Cassini 2005'in başlarından beri Satürn'de meydana gelen yıldırımları gözlemledi. Şimşeklerin gücü Dünya'daki şimşeklerden 1.000 kat daha güçlü olarak ölçülmüştür. Gökbilimciler Satürn'de gözlemlenen şimşeğin şimdiye kadar görülen en güçlü şimşek olduğuna inanıyor.



Satürn 2007 yılında Cassini uzay aracından görüldüğü şekliyleZoom
Satürn 2007 yılında Cassini uzay aracından görüldüğü şekliyle

Satürn yörüngesindeki Cassini'nin çizimiZoom
Satürn yörüngesindeki Cassini'nin çizimi

İlgili sayfalar

  • Gezegenlerin listesi



Sorular ve Yanıtlar

S: Satürn nedir?


C: Satürn, Güneş Sistemi'nde yer alan ve Güneş'ten uzakta bulunan altıncı gezegendir. Jüpiter, Uranüs ve Neptün ile birlikte dört gaz devi gezegenden biridir.

S: Satürn adını kimden almıştır?


C: Satürn adını Roma tanrısı Saturnus'tan (Yunan mitolojisinde Kronos olarak adlandırılır) almıştır.

S: Satürn'ü hangi sembol temsil eder?


C: Satürn'ün sembolü, Saturnus'un orağının sembolü olan ♄'dir.

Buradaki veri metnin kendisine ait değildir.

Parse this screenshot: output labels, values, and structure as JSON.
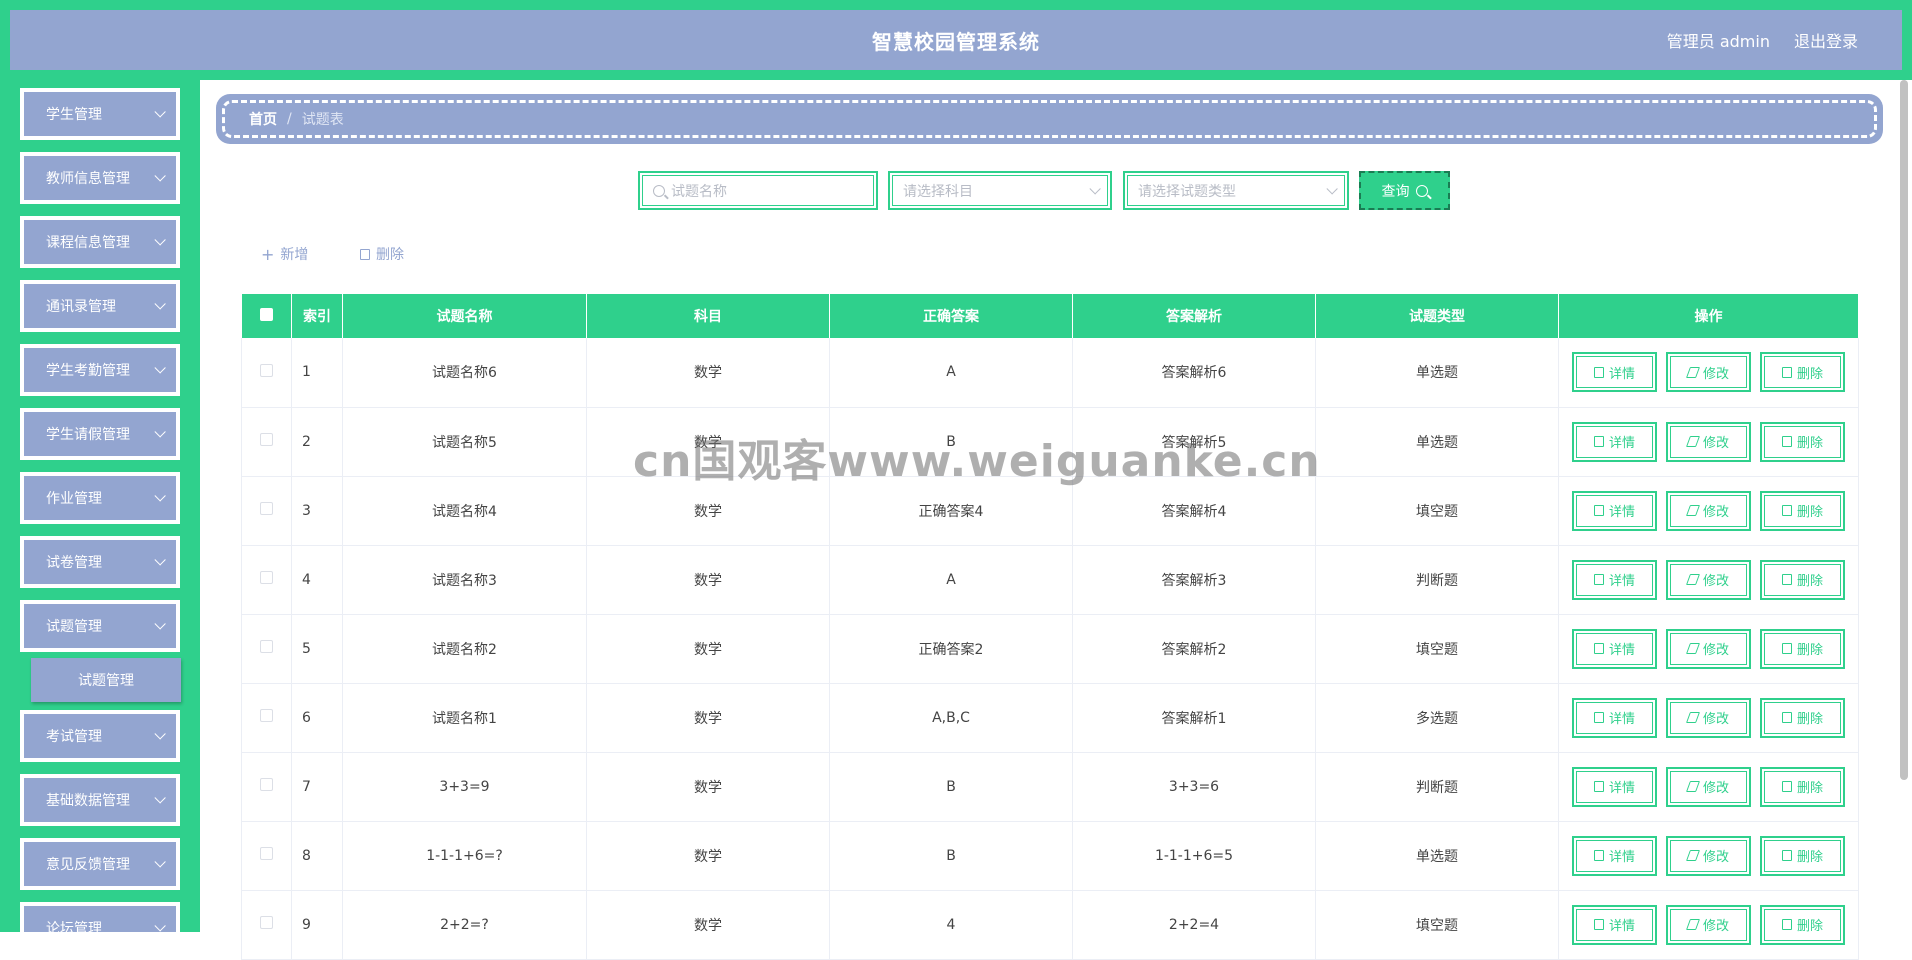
{
  "header": {
    "title": "智慧校园管理系统",
    "user": "管理员 admin",
    "logout": "退出登录"
  },
  "sidebar": {
    "items": [
      {
        "label": "学生管理"
      },
      {
        "label": "教师信息管理"
      },
      {
        "label": "课程信息管理"
      },
      {
        "label": "通讯录管理"
      },
      {
        "label": "学生考勤管理"
      },
      {
        "label": "学生请假管理"
      },
      {
        "label": "作业管理"
      },
      {
        "label": "试卷管理"
      },
      {
        "label": "试题管理"
      },
      {
        "label": "考试管理"
      },
      {
        "label": "基础数据管理"
      },
      {
        "label": "意见反馈管理"
      },
      {
        "label": "论坛管理"
      }
    ],
    "submenu": {
      "label": "试题管理"
    }
  },
  "breadcrumb": {
    "home": "首页",
    "separator": "/",
    "current": "试题表"
  },
  "search": {
    "name_placeholder": "试题名称",
    "subject_placeholder": "请选择科目",
    "type_placeholder": "请选择试题类型",
    "query_label": "查询"
  },
  "actions": {
    "add": "新增",
    "delete": "删除"
  },
  "table": {
    "headers": [
      "索引",
      "试题名称",
      "科目",
      "正确答案",
      "答案解析",
      "试题类型",
      "操作"
    ],
    "rows": [
      {
        "index": "1",
        "name": "试题名称6",
        "subject": "数学",
        "answer": "A",
        "analysis": "答案解析6",
        "type": "单选题"
      },
      {
        "index": "2",
        "name": "试题名称5",
        "subject": "数学",
        "answer": "B",
        "analysis": "答案解析5",
        "type": "单选题"
      },
      {
        "index": "3",
        "name": "试题名称4",
        "subject": "数学",
        "answer": "正确答案4",
        "analysis": "答案解析4",
        "type": "填空题"
      },
      {
        "index": "4",
        "name": "试题名称3",
        "subject": "数学",
        "answer": "A",
        "analysis": "答案解析3",
        "type": "判断题"
      },
      {
        "index": "5",
        "name": "试题名称2",
        "subject": "数学",
        "answer": "正确答案2",
        "analysis": "答案解析2",
        "type": "填空题"
      },
      {
        "index": "6",
        "name": "试题名称1",
        "subject": "数学",
        "answer": "A,B,C",
        "analysis": "答案解析1",
        "type": "多选题"
      },
      {
        "index": "7",
        "name": "3+3=9",
        "subject": "数学",
        "answer": "B",
        "analysis": "3+3=6",
        "type": "判断题"
      },
      {
        "index": "8",
        "name": "1-1-1+6=?",
        "subject": "数学",
        "answer": "B",
        "analysis": "1-1-1+6=5",
        "type": "单选题"
      },
      {
        "index": "9",
        "name": "2+2=?",
        "subject": "数学",
        "answer": "4",
        "analysis": "2+2=4",
        "type": "填空题"
      }
    ],
    "op_labels": {
      "detail": "详情",
      "edit": "修改",
      "delete": "删除"
    }
  },
  "watermark": "cn国观客www.weiguanke.cn",
  "colors": {
    "accent": "#2fd08c",
    "primary": "#93a5d0"
  }
}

S: Satürn'ün içi nelerden oluşur?


C: Satürn'ün içinde muhtemelen derin bir metalik hidrojen tabakasıyla çevrili demir, nikel, silikon ve oksijen bileşiklerinden oluşan bir çekirdek, ardından sıvı hidrojen ve sıvı helyum tabakası ve son olarak da dış gaz tabakası vardır.

S: Satürn'ün kaç uydusu vardır?


C: Satürn gezegeni etrafında dönen bilinen 82 uydu vardır - 53'ü resmi olarak adlandırılmış ve 29'u adlandırılmayı beklemektedir. En büyük uydu, Merkür'den daha büyük bir hacme sahip olan Titan'dır.

S: Satrun gezegeninin etrafında halkalar var mı?



C: Evet, Satrun gezegeninin etrafında buz ve daha az miktarda kaya ve tozdan oluşan çok büyük bir halka sistemi vardır. Bazı insanlar bu halkaların bir ay çarpması ya da başka bir olaydan kaynaklandığına inanmaktadır.

S: Satrun Gezegeni Güneş'ten ortalama ne kadar uzaktadır?


C: Satürn ortalama olarak Güneş'ten 1,433,000,000 km (870,000,000 mil) uzaklıktadır.